December 02, 2008, 4:47 PM — Apple recently recommended that Mac users consider running antivirus software -- a move some see as a change of heart by the computer maker, which has poked fun at Windows for being susceptible to attacks.
That's off the mark, one security researcher said Tuesday, as he argued that the attention given the terse Apple support document is much ado about next to nothing.
The chatter started after Apple posted a short notice on its support site on Nov. 21. "Apple encourages the widespread use of multiple antivirus utilities so that virus programmers have more than one application to circumvent, thus making the whole virus writing process more difficult," Apple said in the note before listing three packages from McAfee Inc., Symantec Corp. and Intego , a much smaller security vendor that specializes in Mac software.
Apple's notice was reported by virtually every Mac-centric technology blog, publication and Web site, and was noted by several security companies, including Intego. In a post to the company's blog last Tuesday, Intego said: "It is worth noting this, since Apple, especially in its recent 'Get a Mac' ads, has always publicly tried to ignore the threat of malware to Macs, as well as other security issues. We can only applaud the fact that Apple has chosen to recognize that Macs face security risks and that they require protection."
The "Get a Mac" marketing campaign has included at least two advertisements that drubbed Microsoft Windows for its higher profile among virus writers and identity thieves. In one from 2006, dubbed "Viruses," John Hodgman, the writer and humorist who plays the "PC" character, says, "You'd better stay back...last year there were 114,000 known viruses for PCs" as he stifles a sneeze.
"PCs, not Macs," counters Justin Long, the actor who portrays the "Mac" character.
(The ad can be viewed on Apple's site, or on YouTube.)
Sam Masiello, the vice president of information security at MX Logic, essentially echoed Intego's take in a blog post of his own Tuesday.
"This move was inevitable," said Masiello of the Apple notice. "At some point, Macs would gain enough market share for them to become more of a target for hackers and cyber criminals.

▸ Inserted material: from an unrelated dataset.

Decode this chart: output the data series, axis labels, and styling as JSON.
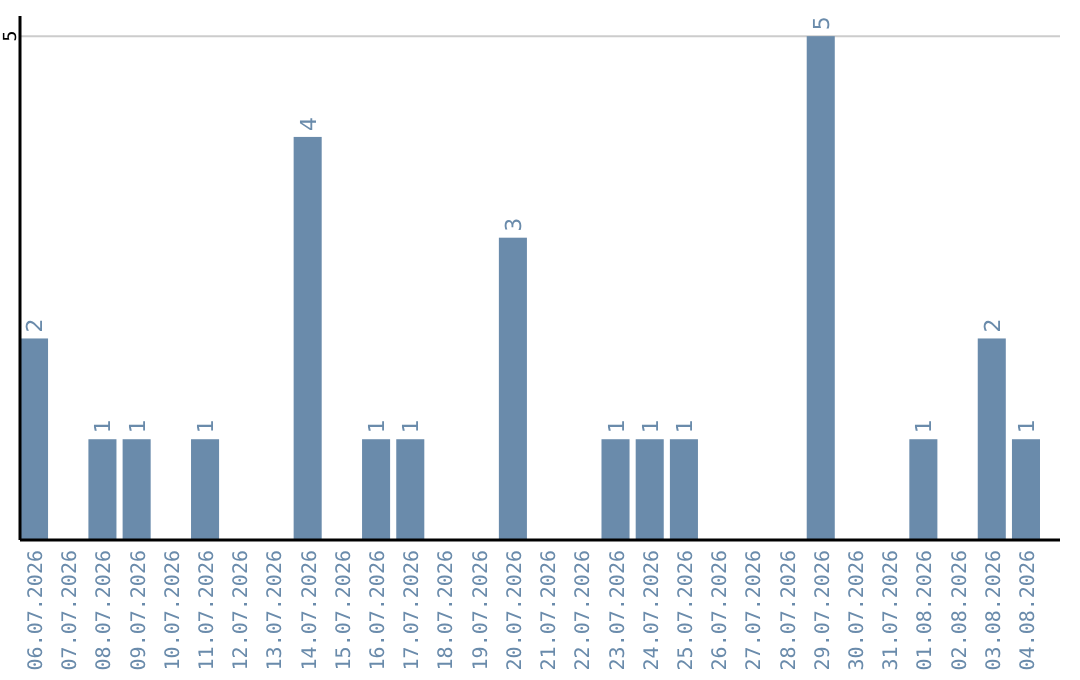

Most security researchers have been saying that for a long time, and I applaud Apple for finally coming to that realization also, even though it really should have been said some time ago."
Not so fast, said Andrew Storms , director of security operations at nCircle Network Security Inc. "If it wasn't for the fact that Apple has been so smug around malware and viruses and such, this would not have been such a big deal," he said. "This is just making a big to-do about nothing."

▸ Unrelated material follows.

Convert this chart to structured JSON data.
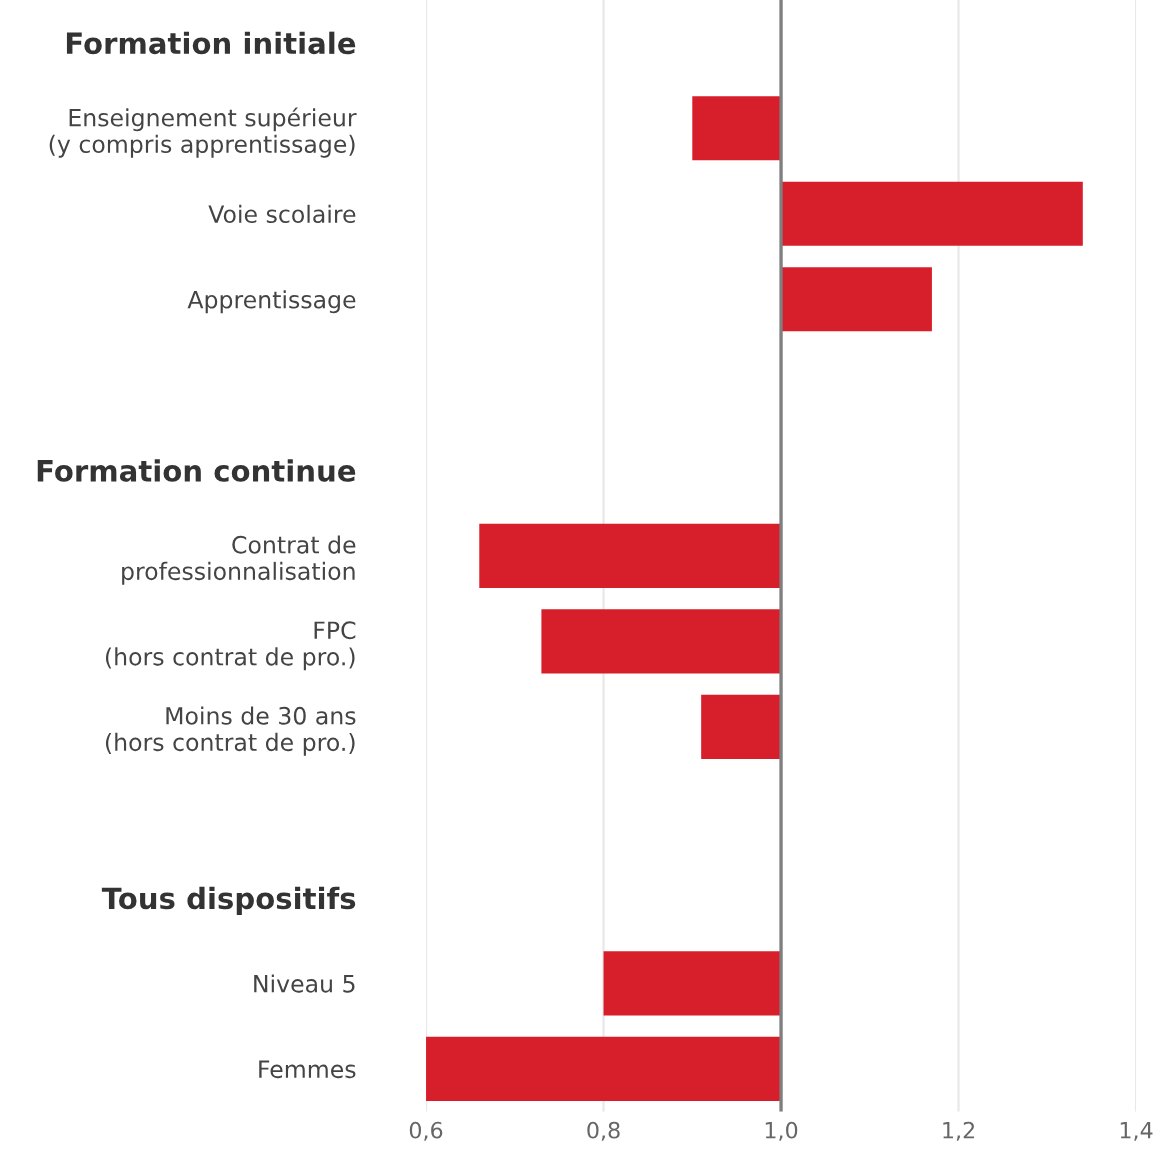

The fact of the matter, continued Storms, is that security professionals urge users of all platforms to defend their systems with layers of protection -- only one of which may be antivirus software -- and make the same recommendations to everyone when it comes to current threats.
"It's the human and the human information that is at risk today," said Storms. "Criminals just want your private information, your online bank account or credit card or Social Security number."
Yet Storms understands how a short Apple support note can generate interest far above what something similar issued by, say, Microsoft, would create. "If Apple would say something about security, like 'We've said this before, this is just an update,' it wouldn't have been such a big deal. But it won't."
Storms has been critical of Apple's security procedures in the past, most recently in September when he took the company to task for its ad hoc scheduling of patches for Mac OS X and its other software.
"People have this conception that Macs can't have malware," said Charlie Miller , a researcher at Baltimore-based Independent Security Evaluators. He seconded Storms' theory about why a simple notice from Apple got so much attention. "Obviously, that's false. I've written exploits [for the Mac], and there's nothing inherent in the [Mac] OS to stop someone from writing a virus. But at this point, no one's taking the effort to go after the Mac."
But Miller, who regularly roots out Mac and iPhone vulnerabilities, and perhaps is best-known for hacking a MacBook Air laptop last March in under two minutes to walk away with a $10,000 prize, pooh-poohed Apple's recommendation using the same logic as many long-time users.
"Windows has 90% of the market, but [attackers] give it 100% of their time," he said, echoing the idea that hackers target the largest pool of victims.
Criticizing security software for its cost -- both in dollars and in the processor cycles it consumes -- Miller admitted that he doesn't bother running any on his Macs. "I don't think it protects me as well as it says," he argued. "If I was worried about attacks, I would use it, but I'm not worried."
He acknowledged, however, that he isn't a typical user, and noted that the time may come when he would have to eat his words. "When Macs make up 30% [of the computer market], maybe then there would be an explosion [of malware]."
"Macs do get attacked," Storms added. "They've died two years in a row at 'PWN to OWN'," he said, referring to the contest that Miller won this year, and that New York-based researcher Dino Dai Zovi won in 2007 when he broke into a Mac laptop using a Safari browser bug.
"It's true that the Mac is not a large target," Storms said. "It's still not. But we're not in the old world of viruses, we're in the world where [malware] grabs passwords. It doesn't matter if you have a Mac or a Windows machine; criminals don't care."